A few days ago we headed round to the west coast and the town of Mayaguez, so we could clear out from Customs and officially leave.  After an hour at sea John rushed down and asked for help – we had a stowaway on deck.  It was a bright green lizard which we can only imagine fell out of a tree in the mangroves and swam to us and climbed up the anchor chain.  We caught it in a plastic tub, put it in the shade and released it in a clump of trees when we went ashore.  We anchored in the wide, shallow bay with only one other boat, ‘Pierre-Helene’ from Canada, with a friendly couple on board who are just heading back home.

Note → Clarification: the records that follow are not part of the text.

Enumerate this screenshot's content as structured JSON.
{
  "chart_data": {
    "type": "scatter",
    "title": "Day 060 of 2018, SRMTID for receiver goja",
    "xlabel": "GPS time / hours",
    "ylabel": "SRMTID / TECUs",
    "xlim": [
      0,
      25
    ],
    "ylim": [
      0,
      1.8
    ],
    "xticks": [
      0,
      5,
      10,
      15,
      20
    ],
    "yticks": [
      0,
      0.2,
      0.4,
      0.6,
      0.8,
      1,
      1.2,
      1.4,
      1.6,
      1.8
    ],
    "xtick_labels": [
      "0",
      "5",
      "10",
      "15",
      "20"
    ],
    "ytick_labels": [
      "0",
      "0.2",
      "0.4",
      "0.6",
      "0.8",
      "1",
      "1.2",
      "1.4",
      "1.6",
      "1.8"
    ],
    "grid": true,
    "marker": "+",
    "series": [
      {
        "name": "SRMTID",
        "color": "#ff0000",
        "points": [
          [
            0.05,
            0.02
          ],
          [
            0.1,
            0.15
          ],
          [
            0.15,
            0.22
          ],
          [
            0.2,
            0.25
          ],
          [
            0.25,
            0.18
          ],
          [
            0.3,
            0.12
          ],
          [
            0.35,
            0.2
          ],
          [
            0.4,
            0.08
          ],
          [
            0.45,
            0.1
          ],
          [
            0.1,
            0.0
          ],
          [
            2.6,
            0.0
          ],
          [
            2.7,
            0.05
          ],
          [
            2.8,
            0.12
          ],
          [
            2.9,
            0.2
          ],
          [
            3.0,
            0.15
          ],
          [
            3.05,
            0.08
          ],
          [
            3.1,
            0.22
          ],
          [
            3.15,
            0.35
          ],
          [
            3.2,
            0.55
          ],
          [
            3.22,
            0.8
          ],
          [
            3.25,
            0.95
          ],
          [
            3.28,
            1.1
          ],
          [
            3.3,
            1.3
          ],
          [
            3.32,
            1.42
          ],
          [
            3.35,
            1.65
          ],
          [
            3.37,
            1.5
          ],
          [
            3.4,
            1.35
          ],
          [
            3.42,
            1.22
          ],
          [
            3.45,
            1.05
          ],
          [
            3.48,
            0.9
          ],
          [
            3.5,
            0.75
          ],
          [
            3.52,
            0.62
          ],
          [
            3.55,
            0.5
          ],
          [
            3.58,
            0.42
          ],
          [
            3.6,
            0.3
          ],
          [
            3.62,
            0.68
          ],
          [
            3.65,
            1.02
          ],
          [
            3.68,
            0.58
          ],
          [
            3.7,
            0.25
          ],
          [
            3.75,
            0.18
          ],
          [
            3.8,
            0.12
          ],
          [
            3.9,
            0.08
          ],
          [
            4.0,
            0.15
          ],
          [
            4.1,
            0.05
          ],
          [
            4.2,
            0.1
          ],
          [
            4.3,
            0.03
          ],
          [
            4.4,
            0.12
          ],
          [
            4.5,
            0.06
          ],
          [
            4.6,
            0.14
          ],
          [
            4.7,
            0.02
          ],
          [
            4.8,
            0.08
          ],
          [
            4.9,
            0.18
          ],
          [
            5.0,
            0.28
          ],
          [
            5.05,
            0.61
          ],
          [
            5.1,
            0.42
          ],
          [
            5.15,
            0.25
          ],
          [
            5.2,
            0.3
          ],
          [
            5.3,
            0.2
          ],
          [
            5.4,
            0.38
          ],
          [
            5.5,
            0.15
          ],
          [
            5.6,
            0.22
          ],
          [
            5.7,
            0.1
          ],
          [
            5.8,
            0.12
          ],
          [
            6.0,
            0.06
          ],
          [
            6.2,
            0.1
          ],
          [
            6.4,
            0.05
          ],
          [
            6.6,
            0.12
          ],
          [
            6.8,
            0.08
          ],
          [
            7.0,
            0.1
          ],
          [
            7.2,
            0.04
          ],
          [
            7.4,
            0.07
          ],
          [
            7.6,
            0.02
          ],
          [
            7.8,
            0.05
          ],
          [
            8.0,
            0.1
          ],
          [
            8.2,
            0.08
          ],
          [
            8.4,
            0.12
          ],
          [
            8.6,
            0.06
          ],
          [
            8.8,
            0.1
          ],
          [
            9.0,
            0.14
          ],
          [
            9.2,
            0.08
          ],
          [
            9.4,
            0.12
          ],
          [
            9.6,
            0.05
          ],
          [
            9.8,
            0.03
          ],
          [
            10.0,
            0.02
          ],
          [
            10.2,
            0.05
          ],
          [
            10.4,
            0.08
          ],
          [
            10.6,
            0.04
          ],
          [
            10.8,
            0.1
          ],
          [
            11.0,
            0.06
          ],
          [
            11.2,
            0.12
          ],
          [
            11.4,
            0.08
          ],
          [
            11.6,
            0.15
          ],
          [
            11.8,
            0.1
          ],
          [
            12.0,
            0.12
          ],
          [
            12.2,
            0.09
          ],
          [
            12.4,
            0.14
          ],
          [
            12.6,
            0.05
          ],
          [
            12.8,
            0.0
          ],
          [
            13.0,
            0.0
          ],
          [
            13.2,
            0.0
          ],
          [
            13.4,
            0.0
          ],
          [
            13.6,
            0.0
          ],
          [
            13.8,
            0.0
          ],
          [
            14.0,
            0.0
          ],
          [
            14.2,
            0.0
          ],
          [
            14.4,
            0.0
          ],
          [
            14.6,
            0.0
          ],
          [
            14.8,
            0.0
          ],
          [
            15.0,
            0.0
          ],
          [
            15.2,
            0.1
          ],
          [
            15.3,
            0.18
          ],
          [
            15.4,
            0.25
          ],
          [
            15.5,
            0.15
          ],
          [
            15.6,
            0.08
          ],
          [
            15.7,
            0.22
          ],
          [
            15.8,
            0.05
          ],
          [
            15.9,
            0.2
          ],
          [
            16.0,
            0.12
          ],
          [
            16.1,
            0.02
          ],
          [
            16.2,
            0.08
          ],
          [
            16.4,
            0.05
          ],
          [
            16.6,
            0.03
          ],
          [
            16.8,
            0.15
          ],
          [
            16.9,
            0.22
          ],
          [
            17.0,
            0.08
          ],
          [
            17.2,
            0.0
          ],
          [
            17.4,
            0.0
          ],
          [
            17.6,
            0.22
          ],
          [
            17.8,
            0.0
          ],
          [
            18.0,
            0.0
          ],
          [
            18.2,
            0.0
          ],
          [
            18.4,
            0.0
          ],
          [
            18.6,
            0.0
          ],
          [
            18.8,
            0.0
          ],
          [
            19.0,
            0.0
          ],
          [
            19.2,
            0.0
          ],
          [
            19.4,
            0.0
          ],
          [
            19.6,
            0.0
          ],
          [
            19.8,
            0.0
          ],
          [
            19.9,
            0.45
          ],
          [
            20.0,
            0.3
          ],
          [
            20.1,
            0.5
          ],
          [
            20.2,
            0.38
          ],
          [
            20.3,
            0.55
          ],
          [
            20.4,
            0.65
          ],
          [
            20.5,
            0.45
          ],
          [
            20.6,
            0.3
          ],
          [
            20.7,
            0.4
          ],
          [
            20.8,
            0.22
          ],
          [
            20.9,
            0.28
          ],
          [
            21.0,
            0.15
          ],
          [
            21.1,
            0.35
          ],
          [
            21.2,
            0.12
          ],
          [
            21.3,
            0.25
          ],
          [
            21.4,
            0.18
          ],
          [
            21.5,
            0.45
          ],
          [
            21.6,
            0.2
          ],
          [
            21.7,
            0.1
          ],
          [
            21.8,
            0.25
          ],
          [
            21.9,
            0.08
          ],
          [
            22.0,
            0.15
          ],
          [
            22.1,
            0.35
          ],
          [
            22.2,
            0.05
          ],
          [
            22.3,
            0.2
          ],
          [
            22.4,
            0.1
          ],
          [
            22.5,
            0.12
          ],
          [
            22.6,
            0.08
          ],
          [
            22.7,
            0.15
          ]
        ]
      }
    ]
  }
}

                         Our stowaway posing for a photo before adjusting back to life ashore 

Mayaguez is a lovely town with a good selection of shops & restaurants, tree lined streets, fountains and an excellent network of attractive, clean & air-conditioned trolley buses that are free.  We used the trolleys to get to the zoo, which was really clean, well run and full of iguanas in the undergrowth as well as in many of the fields holding herbivores.  In the reptile house we found out that our lizard was a Puerto Rican Great Anole,that is quite rare and lives in trees. 


                                                    Puerto Rico Zoo - all photos by Harry





Billy, an 8 year old boy whose parents run the zoo café, was very chatty and sat down with us when we stopped for a late lunch.  Both he and his dad were fascinated by the idea of living on a boat,  and then Billy senior offered us a lift back in his big pick-up truck.  It had taken us over an hour on foot and by trolley-bus to get to the zoo but was much faster going back, and Billy was thrilled to see that we really do live on a boat!







A long visit to Customs (in US territory every person on board has to go along) means we are now cleared to leave and we have sailed down the coast to get water & fuel before heading to the Panamanian coast tomorrow.  It is over 800 miles so should take about a week of sailing, and we plan to make landfall in the San Blas Islands. 


 We have loved visiting this island and wish we had discovered it years ago -  I really wish I had seen a manatee.